Jackie’s death soon follows and she becomes a compelling personage for us to be curious about, for she became a symbol in many ways: a symbol of national grief and loss, as she followed her husband from New York to Dallas in his open casket on a cold November day. What Hitchcock alludes to in Rebecca is now embodied in First Lady Jackie O, as a role defined by her handling of national mourning. Long white gloves and armfuls of flowers somehow manages to frame such moments as those from the assassination, indicating Jackie’s modesty and concern for her father-in-law; the film is at times quite interesting to contemplate her nuanced approach to the dark days.

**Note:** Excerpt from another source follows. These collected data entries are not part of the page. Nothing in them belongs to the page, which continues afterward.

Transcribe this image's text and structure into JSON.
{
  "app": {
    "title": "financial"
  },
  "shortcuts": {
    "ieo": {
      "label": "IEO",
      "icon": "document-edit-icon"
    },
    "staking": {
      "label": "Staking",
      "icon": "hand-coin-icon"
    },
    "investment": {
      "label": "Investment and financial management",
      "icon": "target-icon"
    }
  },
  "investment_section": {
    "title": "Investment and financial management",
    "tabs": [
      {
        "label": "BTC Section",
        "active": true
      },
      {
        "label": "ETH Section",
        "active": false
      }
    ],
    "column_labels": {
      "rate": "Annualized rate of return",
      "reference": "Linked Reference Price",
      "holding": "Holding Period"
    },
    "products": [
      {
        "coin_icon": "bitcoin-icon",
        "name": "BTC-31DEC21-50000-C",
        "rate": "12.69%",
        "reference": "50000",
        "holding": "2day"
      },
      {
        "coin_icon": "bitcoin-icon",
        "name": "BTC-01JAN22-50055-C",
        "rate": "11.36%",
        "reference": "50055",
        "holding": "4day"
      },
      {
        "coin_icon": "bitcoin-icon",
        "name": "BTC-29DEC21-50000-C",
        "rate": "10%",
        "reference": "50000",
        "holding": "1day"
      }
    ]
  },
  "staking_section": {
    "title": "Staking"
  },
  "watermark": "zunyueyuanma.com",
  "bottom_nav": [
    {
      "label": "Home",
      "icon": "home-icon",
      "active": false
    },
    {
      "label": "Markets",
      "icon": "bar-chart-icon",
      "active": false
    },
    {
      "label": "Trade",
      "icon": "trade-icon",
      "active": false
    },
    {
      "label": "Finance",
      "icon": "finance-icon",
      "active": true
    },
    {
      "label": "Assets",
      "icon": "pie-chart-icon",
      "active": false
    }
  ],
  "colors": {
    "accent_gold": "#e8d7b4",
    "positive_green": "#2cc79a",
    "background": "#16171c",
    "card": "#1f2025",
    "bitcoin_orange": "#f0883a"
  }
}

The biggest problem with Passing, however, is that this stolid acting outweighs the fascinating writing. Abigail Breslin plays Jackie with a serious, seductive sensitivity that shows every little twinkle in her eye; Lauren Cohan is captivating as Lee Harvey Oswald, a young man who ran a licensed limousine service that transports VIPs and leads to his grisly end; and Gerard Butler commits to every crazy wide grin as a ruggedly handsome Texas Ranger in pursuit of Oswald and prepares to turn up at the wrong place at the wrong time, both certainly interesting, but as an unlikely counterpoint to the rest of the film, it’s sometimes hard to remember what we’re watching.

Moreover, the information they have sourced is hard to keep track of and could have easily been amalgamated together in a different fashion, as Flatliners did, making the assassination aspects more provocative and affecting.